Аспирин не помог: боль не дала уснуть, через час-другой и слезы побежали из глаз. Наверняка где-нибудь в ящике с медикаментами (содержимое которого Олаф заменил на компьютер), на самом дне и был спрятан промедол, но он остался во времянке. Эта мысль казалась донельзя обидной, и слезы текли еще сильней. Потом пришло тяжелое, тусклое забытье, совсем непохожее на сон. Олаф то выплывал из него на поверхность, то опять уходил в туманную глубину. Озноб сменялся жаром и снова возвращался: от жара рана горела так, будто в нее сунули тлеющую головешку, озноб бил по ней будто молотком. Очень хотелось пить, а дотянуться до фляжки с водой не получалось.
Олаф видел катера, подошедшие к острову перед рассветом. Большие вооруженные пограничные катера. Но ему не хватило сил не то что подняться — даже махнуть им рукой.
Его нашли часа через два после высадки на остров. Врачом, прибежавшим оказывать первую помощь, был Бронеслав с Ойвинда; они учились вместе, а Ауне дружила с его женой. И был промедол, и жаропонижающее, и шина на рану, и чистая повязка.
— Нормально, Олаф, все будет нормально… — приговаривал Бронеслав, и по тому, как убедительно он это говорил, Олаф понимал, что «нормально» писано вилами на воде.
— А катер? Катер ушел?
— Какой катер? Ты бредишь, что ли?
— Который вчера сюда подходил, которому я сигналил. Его потопили?
— А, этот… Нет, с ним все в порядке, возвращается на Большой Рассветный. Ты именно эти таблетки пил? — Бронеслав помахал упаковкой перед глазами.

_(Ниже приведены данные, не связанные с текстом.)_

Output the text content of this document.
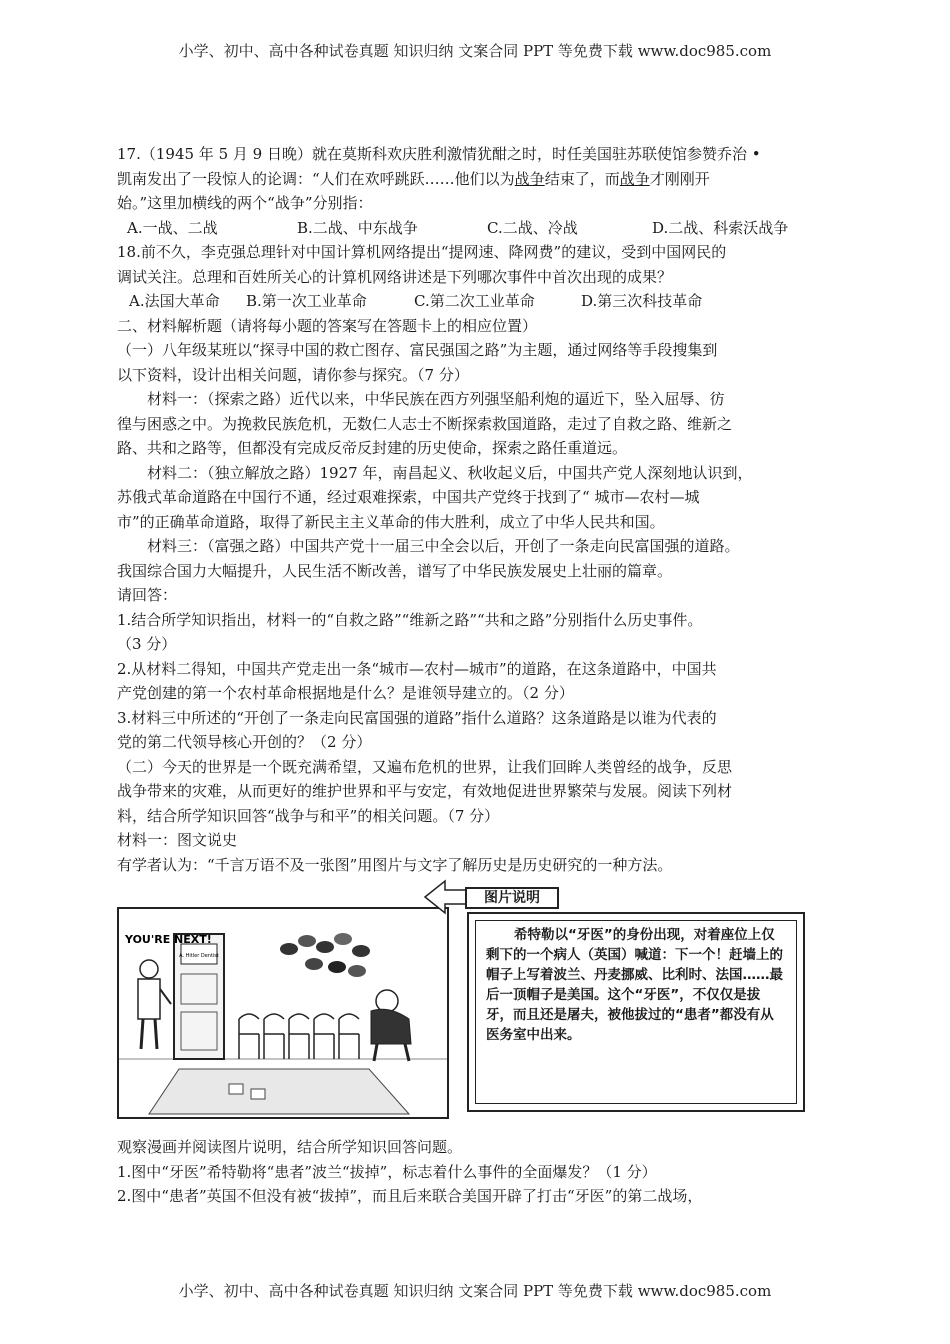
小学、初中、高中各种试卷真题 知识归纳 文案合同 PPT 等免费下载 www.doc985.com

17.（1945 年 5 月 9 日晚）就在莫斯科欢庆胜利激情犹酣之时，时任美国驻苏联使馆参赞乔治 •

凯南发出了一段惊人的论调：“人们在欢呼跳跃……他们以为战争结束了，而战争才刚刚开

始。”这里加横线的两个“战争”分别指：

A.一战、二战	B.二战、中东战争	C.二战、冷战	D.二战、科索沃战争

18.前不久，李克强总理针对中国计算机网络提出“提网速、降网费”的建议，受到中国网民的

调试关注。总理和百姓所关心的计算机网络讲述是下列哪次事件中首次出现的成果？

A.法国大革命	B.第一次工业革命	C.第二次工业革命	D.第三次科技革命

二、材料解析题（请将每小题的答案写在答题卡上的相应位置）

（一）八年级某班以“探寻中国的救亡图存、富民强国之路”为主题，通过网络等手段搜集到

以下资料，设计出相关问题，请你参与探究。（7 分）

材料一：（探索之路）近代以来，中华民族在西方列强坚船利炮的逼近下，坠入屈辱、彷

徨与困惑之中。为挽救民族危机，无数仁人志士不断探索救国道路，走过了自救之路、维新之

路、共和之路等，但都没有完成反帝反封建的历史使命，探索之路任重道远。

材料二：（独立解放之路）1927 年，南昌起义、秋收起义后，中国共产党人深刻地认识到，

苏俄式革命道路在中国行不通，经过艰难探索，中国共产党终于找到了“ 城市—农村—城

市”的正确革命道路，取得了新民主主义革命的伟大胜利，成立了中华人民共和国。

材料三：（富强之路）中国共产党十一届三中全会以后，开创了一条走向民富国强的道路。

我国综合国力大幅提升，人民生活不断改善，谱写了中华民族发展史上壮丽的篇章。

请回答：

1.结合所学知识指出，材料一的“自救之路”“维新之路”“共和之路”分别指什么历史事件。

（3 分）

2.从材料二得知，中国共产党走出一条“城市—农村—城市”的道路，在这条道路中，中国共

产党创建的第一个农村革命根据地是什么？是谁领导建立的。（2 分）

3.材料三中所述的“开创了一条走向民富国强的道路”指什么道路？这条道路是以谁为代表的

党的第二代领导核心开创的？（2 分）

（二）今天的世界是一个既充满希望，又遍布危机的世界，让我们回眸人类曾经的战争，反思

战争带来的灾难，从而更好的维护世界和平与安定，有效地促进世界繁荣与发展。阅读下列材

料，结合所学知识回答“战争与和平”的相关问题。（7 分）

材料一：图文说史

有学者认为：“千言万语不及一张图”用图片与文字了解历史是历史研究的一种方法。

A. Hitler Dentist
YOU'RE NEXT!
图片说明
希特勒以“牙医”的身份出现，对着座位上仅剩下的一个病人（英国）喊道：下一个！赶墙上的帽子上写着波兰、丹麦挪威、比利时、法国……最后一顶帽子是美国。这个“牙医”，不仅仅是拔牙，而且还是屠夫，被他拔过的“患者”都没有从医务室中出来。

观察漫画并阅读图片说明，结合所学知识回答问题。

1.图中“牙医”希特勒将“患者”波兰“拔掉”，标志着什么事件的全面爆发？（1 分）

2.图中“患者”英国不但没有被“拔掉”，而且后来联合美国开辟了打击“牙医”的第二战场，

小学、初中、高中各种试卷真题 知识归纳 文案合同 PPT 等免费下载 www.doc985.com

— Ну да. И антибиотик еще.
— Это не аспирин, это аскорбиновая кислота. Тоже полезно, конечно.
Перепутал в темноте… Вот потому ночью и было так плохо.
Со скал поднимали спрятанные мертвые тела и, как Олафа, несли к катеру на плащ-палатках. Только накрывали их с головой, и не спальниками, а кусками уроспорового полотна. От промедола сперва тянуло в сон — как только стихла изматывающая боль, — а потом появилась приятная легкость в мыслях и несвойственное Олафу желание поговорить. А может, виной тому не промедол вовсе: он слишком долго был один, а тут вдруг оказался среди своих — среди нормальных людей, которые помогают друг другу, которые ценят, а не оценивают человеческую жизнь…
Двое СИБовцев тащили к берегу ящик с компьютером, и Олаф ощутил неловкость: пришло же ему в голову обвинить их в убийстве ни в чем не повинных людей…
Между катером и берегом курсировала одна шлюпка, уже почти загруженная, и, должно быть, пограничники посчитали, что нехорошо перевозить раненого вместе с мертвецами, — Олафа уложили у берега на стопку матрасов из времянки, будто на высокую кровать. Лежа он чувствовал себя не в своей тарелке — все ходят, суетятся, носят что-то, а он валяется, — и он сел, свесив с матрасов ноги. Сразу закружилась голова, затошнило, и Олаф лег бы обратно, но…
На камнях лежали тела убитых карликов. Без одежды, без масок и очков. Некрасивые, узкоплечие, с кривыми ногами и впалыми грудными клетками. Смерть всегда безобразна, но тут она превзошла саму себя. Ранения в сердце, выстрелом в упор. И половина — половина! — женщины-карлицы. Почти неотличимые от мужчин: поджарые, маленькая грудь, узкие бедра…
Одна из них — Рамона, считавшая Олафа «милашкой»; она пережала маточные трубы клипсами. Может, просто искала мужчину, от которого стоит рожать?
Одна из них — Наташа, которая испугалась выстрелить в Антона, а потом доказывала самой себе, как ненавидит варваров и какой жестокой может с ними быть.
Один из них — сержант, потомок нобелевского лауреата.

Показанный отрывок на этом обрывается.